Should every softener be installed with a pre-filter? Here is what happened last week to a new service customer of mine; they have municipal water and so when they paid their plumber to install a water softener, nobody recommended a pre-filter because it was assumed that the water was relatively clean. All went well for 3 years, but a couple of weeks ago, there was a fire on a nearby street and the firemen hooked up to the municipal hydrants and used water that flowed at a very high rate through the underground supply pipes. This disturbed a significant amount of sediment that had accumulated in the supply pipes over who knows how long. When the customers took showers in the next morning they noticed a huge drop in pressure. The softener was clogged so bad that the resin had to be dumped out and replaced along with the distributor tube. Had a pre-filter existed, it would have clogged too, but that cartridge would cost a few dollars to replace compared to the couple hundred it cost the customer in materials and labor to replace the resin.

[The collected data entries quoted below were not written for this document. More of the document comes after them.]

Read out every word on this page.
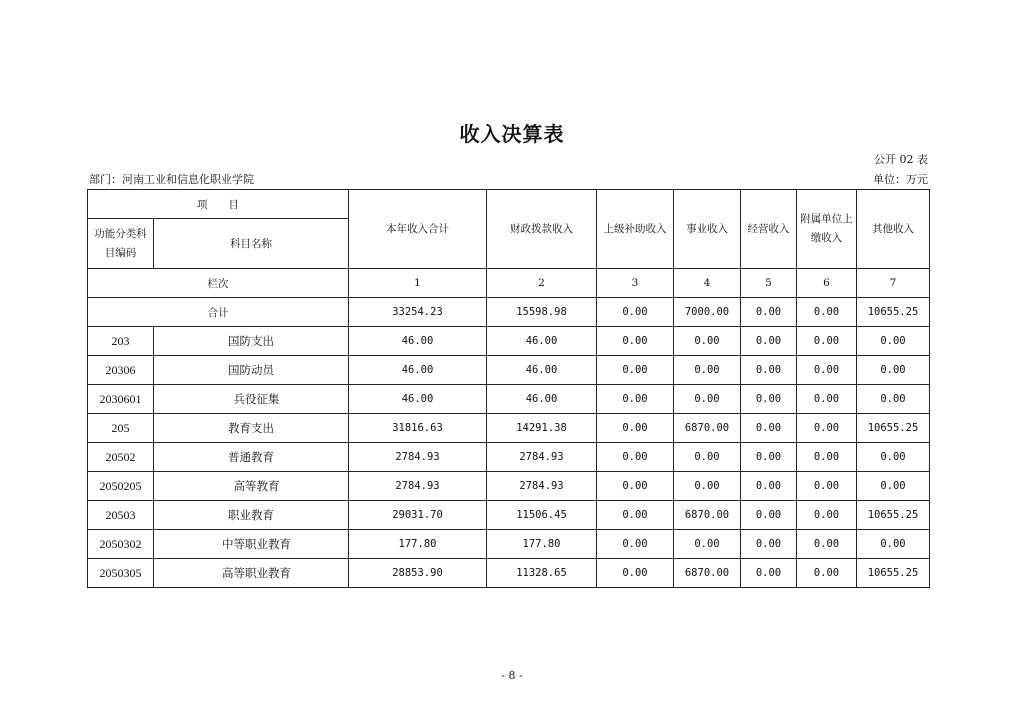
收入决算表
公开 02 表
部门：河南工业和信息化职业学院	单位：万元
项　　目		本年收入合计	财政拨款收入	上级补助收入	事业收入	经营收入	附属单位上缴收入	其他收入
功能分类科目编码	科目名称							
栏次		1	2	3	4	5	6	7
合计		33254.23	15598.98	0.00	7000.00	0.00	0.00	10655.25
203	国防支出	46.00	46.00	0.00	0.00	0.00	0.00	0.00
20306	国防动员	46.00	46.00	0.00	0.00	0.00	0.00	0.00
2030601	兵役征集	46.00	46.00	0.00	0.00	0.00	0.00	0.00
205	教育支出	31816.63	14291.38	0.00	6870.00	0.00	0.00	10655.25
20502	普通教育	2784.93	2784.93	0.00	0.00	0.00	0.00	0.00
2050205	高等教育	2784.93	2784.93	0.00	0.00	0.00	0.00	0.00
20503	职业教育	29031.70	11506.45	0.00	6870.00	0.00	0.00	10655.25
2050302	中等职业教育	177.80	177.80	0.00	0.00	0.00	0.00	0.00
2050305	高等职业教育	28853.90	11328.65	0.00	6870.00	0.00	0.00	10655.25
- 8 -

The second thing is really a DON'T do, so it should be easy. Do NOT fill the brine vat. Only put enough salt in your brine vat to last a month. This is especially important if you use the potassium type of salt, since it drops out of solution very easily at the slightest temperature drop, and does not re-dissolve. I have seen cabinet model softeners (most big box units are cabinet models) ruined because the salt or potassium had packed and solidified so hard that it was impossible to dissolve with hot water or to break up with blunt force. When the salt solidifies like this, it will stop getting drawn into the softener during regeneration and the softener becomes useless. It is good to allow the salt to almost empty before you put another bag in, and the more efficient your system is (like Kinetico or Ecowater) the more important it is to follow this guideline.